A transfer of shares in a limited liability company in Bulgaria depends on whether the buyer is already a shareholder or it is a third party.
There are no legal restrictions based on the nationality of the seller and the buyer.
The transfer of a whole company under the Bulgarian Commercial Act means transfer of 100% shares of the shareholders or the sole owner of the capital in Limited Liability Company (LLC).
A transfer of a company share from one partner to another is freely. No approval from the General Assembly of the company is needed.
In case the buyer is a third party, the share transfer shall be in compliance with the requirements for admitting a new partner.
Firstly, a Share sale and purchase agreement shall be signed. The signatures of the parties and the content of the contract shall be notarised simultaneously.
Therefore, it cannot be notarized first by one of the parties and then in the next day by the other party.
So, there are two options:
- to sign the contract before the Notary Public in Bulgaria, or
- to sign it in the Bulgarian Embassy or Consulate abroad.
Secondly, the buyer provides to the company a request for acceptance as a shareholder. As well, the buyer declares that it accepts and agrees with the terms and conditions of the effective Article of Association of the company.
Thirdly, the General meeting of the shareholders or the sole owner of the capital approve the share transfer from the seller to the buyer and accept the buyer as a new partner or a new sole owner in the company.
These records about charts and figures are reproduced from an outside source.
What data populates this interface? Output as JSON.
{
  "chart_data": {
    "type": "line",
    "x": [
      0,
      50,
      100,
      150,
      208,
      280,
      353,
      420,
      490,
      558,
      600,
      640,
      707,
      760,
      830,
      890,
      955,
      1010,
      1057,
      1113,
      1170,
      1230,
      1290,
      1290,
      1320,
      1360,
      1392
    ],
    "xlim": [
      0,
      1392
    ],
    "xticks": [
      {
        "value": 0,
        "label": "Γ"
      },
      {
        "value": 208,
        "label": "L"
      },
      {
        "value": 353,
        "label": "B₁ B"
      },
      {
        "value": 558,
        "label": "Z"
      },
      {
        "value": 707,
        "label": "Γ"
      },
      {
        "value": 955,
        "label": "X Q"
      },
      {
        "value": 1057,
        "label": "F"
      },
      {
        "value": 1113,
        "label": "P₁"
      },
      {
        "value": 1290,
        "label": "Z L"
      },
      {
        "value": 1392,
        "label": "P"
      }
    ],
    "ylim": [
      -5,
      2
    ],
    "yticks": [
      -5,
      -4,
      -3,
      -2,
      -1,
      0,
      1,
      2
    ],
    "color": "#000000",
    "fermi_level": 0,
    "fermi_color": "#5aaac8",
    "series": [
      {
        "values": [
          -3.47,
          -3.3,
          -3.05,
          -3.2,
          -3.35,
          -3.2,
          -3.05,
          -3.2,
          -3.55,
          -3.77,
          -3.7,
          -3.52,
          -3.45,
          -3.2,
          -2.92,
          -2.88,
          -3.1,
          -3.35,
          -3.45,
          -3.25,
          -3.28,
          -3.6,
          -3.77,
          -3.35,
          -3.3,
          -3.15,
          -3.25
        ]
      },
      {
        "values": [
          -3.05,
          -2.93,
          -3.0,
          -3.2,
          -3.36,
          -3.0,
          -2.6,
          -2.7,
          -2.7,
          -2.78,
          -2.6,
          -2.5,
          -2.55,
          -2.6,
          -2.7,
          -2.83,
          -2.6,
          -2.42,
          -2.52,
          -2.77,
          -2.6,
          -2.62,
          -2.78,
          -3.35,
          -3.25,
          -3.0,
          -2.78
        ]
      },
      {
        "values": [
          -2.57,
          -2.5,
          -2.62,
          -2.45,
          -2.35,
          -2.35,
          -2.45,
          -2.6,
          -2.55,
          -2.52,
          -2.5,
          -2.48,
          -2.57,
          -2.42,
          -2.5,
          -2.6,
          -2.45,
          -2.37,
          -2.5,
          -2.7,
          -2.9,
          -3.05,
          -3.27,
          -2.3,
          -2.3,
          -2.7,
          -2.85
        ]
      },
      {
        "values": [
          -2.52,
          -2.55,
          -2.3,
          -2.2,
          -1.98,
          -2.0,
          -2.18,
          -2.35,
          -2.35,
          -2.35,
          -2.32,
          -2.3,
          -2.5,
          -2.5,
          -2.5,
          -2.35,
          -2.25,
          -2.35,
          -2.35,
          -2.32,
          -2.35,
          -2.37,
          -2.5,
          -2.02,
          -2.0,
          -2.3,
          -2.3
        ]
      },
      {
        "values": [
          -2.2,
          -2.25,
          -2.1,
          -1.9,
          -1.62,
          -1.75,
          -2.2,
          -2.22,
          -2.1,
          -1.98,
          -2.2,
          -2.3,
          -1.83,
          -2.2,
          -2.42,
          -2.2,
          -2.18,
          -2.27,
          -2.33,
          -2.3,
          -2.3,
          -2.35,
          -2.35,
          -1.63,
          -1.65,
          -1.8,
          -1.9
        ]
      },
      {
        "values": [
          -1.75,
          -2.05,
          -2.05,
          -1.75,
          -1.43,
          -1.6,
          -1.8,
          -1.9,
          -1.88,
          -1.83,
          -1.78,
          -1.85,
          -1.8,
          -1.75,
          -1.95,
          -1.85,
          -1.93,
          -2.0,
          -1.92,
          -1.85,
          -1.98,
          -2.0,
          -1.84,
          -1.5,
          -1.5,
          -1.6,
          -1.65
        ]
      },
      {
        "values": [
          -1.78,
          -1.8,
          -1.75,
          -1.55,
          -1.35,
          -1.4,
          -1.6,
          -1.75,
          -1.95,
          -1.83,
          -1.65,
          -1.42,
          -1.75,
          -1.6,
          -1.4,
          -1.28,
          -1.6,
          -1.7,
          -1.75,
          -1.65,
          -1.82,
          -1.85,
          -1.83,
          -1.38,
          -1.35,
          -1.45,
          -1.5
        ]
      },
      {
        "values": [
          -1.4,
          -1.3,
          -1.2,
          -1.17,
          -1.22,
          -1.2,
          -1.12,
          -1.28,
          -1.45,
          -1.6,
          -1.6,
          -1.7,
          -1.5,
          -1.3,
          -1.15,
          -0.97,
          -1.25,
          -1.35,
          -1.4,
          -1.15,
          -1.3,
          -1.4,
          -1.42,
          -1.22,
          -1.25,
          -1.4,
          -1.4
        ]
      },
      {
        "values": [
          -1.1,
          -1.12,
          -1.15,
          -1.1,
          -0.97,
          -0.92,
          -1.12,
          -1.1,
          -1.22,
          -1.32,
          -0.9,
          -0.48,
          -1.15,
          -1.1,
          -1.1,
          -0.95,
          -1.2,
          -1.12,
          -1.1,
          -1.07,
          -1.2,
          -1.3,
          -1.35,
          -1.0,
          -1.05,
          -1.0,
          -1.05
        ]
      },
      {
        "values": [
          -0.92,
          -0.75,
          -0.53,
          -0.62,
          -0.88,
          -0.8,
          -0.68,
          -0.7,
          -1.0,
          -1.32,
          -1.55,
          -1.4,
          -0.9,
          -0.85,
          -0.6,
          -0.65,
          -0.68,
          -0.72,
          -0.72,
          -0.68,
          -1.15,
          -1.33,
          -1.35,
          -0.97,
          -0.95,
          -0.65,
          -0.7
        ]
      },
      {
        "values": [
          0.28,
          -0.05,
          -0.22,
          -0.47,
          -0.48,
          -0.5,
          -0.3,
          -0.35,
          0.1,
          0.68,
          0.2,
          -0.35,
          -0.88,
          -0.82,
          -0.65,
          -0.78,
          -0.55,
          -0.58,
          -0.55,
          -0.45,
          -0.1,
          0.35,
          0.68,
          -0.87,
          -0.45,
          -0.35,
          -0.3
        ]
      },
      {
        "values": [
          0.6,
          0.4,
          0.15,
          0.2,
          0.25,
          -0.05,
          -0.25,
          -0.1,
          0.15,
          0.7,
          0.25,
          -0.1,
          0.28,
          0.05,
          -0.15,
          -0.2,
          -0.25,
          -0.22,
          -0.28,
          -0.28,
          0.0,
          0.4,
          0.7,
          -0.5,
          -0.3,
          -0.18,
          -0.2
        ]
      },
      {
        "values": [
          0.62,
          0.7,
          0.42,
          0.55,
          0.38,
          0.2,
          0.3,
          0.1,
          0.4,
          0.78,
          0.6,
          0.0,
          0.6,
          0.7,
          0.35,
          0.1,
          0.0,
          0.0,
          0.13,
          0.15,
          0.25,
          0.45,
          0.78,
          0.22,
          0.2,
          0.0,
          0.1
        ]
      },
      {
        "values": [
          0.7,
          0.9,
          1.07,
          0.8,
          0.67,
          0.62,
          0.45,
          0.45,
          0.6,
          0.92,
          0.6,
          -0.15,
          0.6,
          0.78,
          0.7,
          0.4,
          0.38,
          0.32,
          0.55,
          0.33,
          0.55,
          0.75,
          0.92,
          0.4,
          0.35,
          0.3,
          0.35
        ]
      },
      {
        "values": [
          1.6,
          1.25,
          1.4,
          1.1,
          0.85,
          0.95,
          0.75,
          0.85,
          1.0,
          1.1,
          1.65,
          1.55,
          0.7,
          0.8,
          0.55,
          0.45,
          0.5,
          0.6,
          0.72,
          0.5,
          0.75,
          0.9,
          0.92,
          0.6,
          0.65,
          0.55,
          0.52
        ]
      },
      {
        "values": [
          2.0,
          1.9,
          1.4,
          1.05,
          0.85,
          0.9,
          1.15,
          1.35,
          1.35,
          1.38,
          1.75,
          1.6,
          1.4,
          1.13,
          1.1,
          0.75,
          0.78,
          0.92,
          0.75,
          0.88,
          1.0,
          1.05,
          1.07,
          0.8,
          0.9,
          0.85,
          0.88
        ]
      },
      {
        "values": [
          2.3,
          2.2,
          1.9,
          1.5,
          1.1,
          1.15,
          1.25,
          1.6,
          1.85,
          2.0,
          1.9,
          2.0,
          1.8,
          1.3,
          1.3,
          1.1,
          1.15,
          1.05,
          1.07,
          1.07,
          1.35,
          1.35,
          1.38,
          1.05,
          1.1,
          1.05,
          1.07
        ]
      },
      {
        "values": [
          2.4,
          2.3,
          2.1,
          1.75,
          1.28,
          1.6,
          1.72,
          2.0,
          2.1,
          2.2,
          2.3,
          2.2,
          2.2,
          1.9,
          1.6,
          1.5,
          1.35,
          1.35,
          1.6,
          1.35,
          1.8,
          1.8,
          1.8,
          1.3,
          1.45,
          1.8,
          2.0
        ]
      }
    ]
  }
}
For these decisions, a record with simultaneous notarisation of the signatures and contents shall be created, unless a written form is provided for in the Article of Association.
In addition, the shareholders sign a new updated Articles of Association of the company.
For purposes of registering the share transfer in the Bulgarian Commercial register, a standard form affidavit by the managing director of the company and the seller of the shares that there are no unpaid payable wages, compensations and statutory social security contributions of workers and employees and employees, including to workers and employees whose employment relationships have been terminated up to three years prior to the transfer of the company share is also required.
The necessary documents for the registration of the transfer of shares in a limited liability company in Bulgaria are:
- a standard form application for entry of circumstances concerning a LLC;
- a Share sale and purchase agreement with the signatures and contents notarised simultaneously;
- a request for acceptance as a shareholder;
- resolutions of the General meeting or the sole owner regarding the share transfer, an admission of a new shareholder, etc.;
- a new updated Articles of Association dully signed by the shareholders or the new sole owner of the capital;
- a copy of the Articles of association, where the personal data, other than those required by law, is deleted;
- a standard form affidavit that there are no unpaid payable wages, compensations and statutory social security contributions of workers and employees and employees, including to workers and employees whose employment relationships have been terminated up to three years prior to the transfer of the company share;
- a standard form affidavit that the circumstance to be registered with the Commercial Register are true and genuine;
- a Power of attorney issued to the lawyer that shall file the corporate changes with the Commercial Register;
- a bank receipt evidencing the payment of the statutory fee for registration of the share transfer with the Commercial Register.
In case of a sole owned LLC, the new sole owner may adopt decisions on new registered address, general manager’s change, etc.
The title ownership to the shares pass from seller to the buyer as of the day of the duly execution of the agreement in the form required by law.
The transfer of the shares become effective vis-a-vis third parties as of the date of its registration with the Commercial Register.
Usually, the change of title ownership of the shares takes around 4 days as of the date of submission of the documents to the Commercial Register.